There is only one organization now mounting to deal with reconstruction and it is the Pentagon of the United States. That is not adequate. The United Nations must be given the power to do that. It does not have that power now. Canada should be acting now to ensure that there is a consensus in the United Nations to allow a Security Council resolution that would establish the United Nations as the instrument of reconstruction in Iraq and wherever else devastation occurs.
Let us get on with that future. Let us stop, if I may speak to the motion of the Bloc, pretending that this conflict was in the motion's words “initiated by the United States”.
War is regrettable, but the United States did not initiate these actions.
One man is responsible for today's events. One man has defied the international community for over a decade. One man carries the burden of the suffering of his nation.
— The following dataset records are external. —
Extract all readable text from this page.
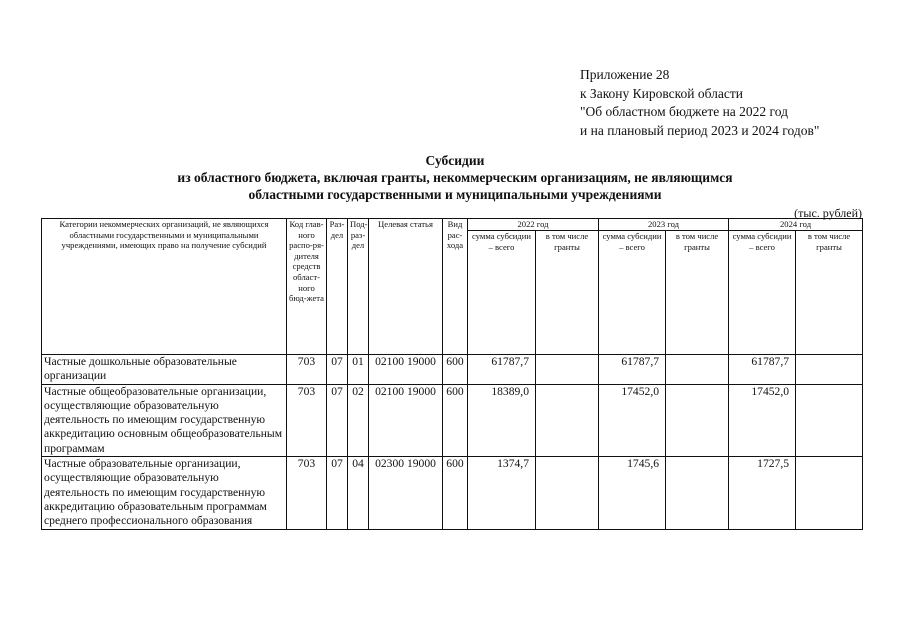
Приложение 28
к Закону Кировской области
"Об областном бюджете на 2022 год
и на плановый период 2023 и 2024 годов"
Субсидии
из областного бюджета, включая гранты, некоммерческим организациям, не являющимся
областными государственными и муниципальными учреждениями
(тыс. рублей)
Категории некоммерческих организаций, не являющихся областными государственными и муниципальными учреждениями, имеющих право на получение субсидий	Код глав-ного распо-ря-дителя средств област-ного бюд-жета	Раз-дел	Под-раз-дел	Целевая статья	Вид рас-хода	2022 год		2023 год		2024 год	
						сумма субсидии – всего	в том числе гранты	сумма субсидии – всего	в том числе гранты	сумма субсидии – всего	в том числе гранты
Частные дошкольные образовательные организации	703	07	01	02100 19000	600	61787,7		61787,7		61787,7	
Частные общеобразовательные организации, осуществляющие образовательную деятельность по имеющим государственную аккредитацию основным общеобразовательным программам	703	07	02	02100 19000	600	18389,0		17452,0		17452,0	
Частные образовательные организации, осуществляющие образовательную деятельность по имеющим государственную аккредитацию образовательным программам среднего профессионального образования	703	07	04	02300 19000	600	1374,7		1745,6		1727,5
That is Saddam Hussein.
That is where I believe my colleagues in the Bloc Québécois went terribly wrong. Their motion points the finger at the wrong man and lays the blame squarely at the wrong doorstep. Their motion would tie Canada's hands should a cornered Saddam Hussein do the unthinkable.
Let us stop pretending that Saddam Hussein is a victim.
Remember the Kurds he killed. Remember his war with Iran. Remember his invasion of Kuwait. Remember his slaughter of his own people. Remember his stark and steady defiance of the resolutions of the United Nations. Let us remember that blame is a game for the sidelines. Historically on international issues Canadians made hard judgments so we could act in the arena where history is decided.
The government's simple lack of courage and refusal to take hard decisions has meant we have had very little influence on the war. Let us now not squander our opportunity to help shape the reconstruction and the peace.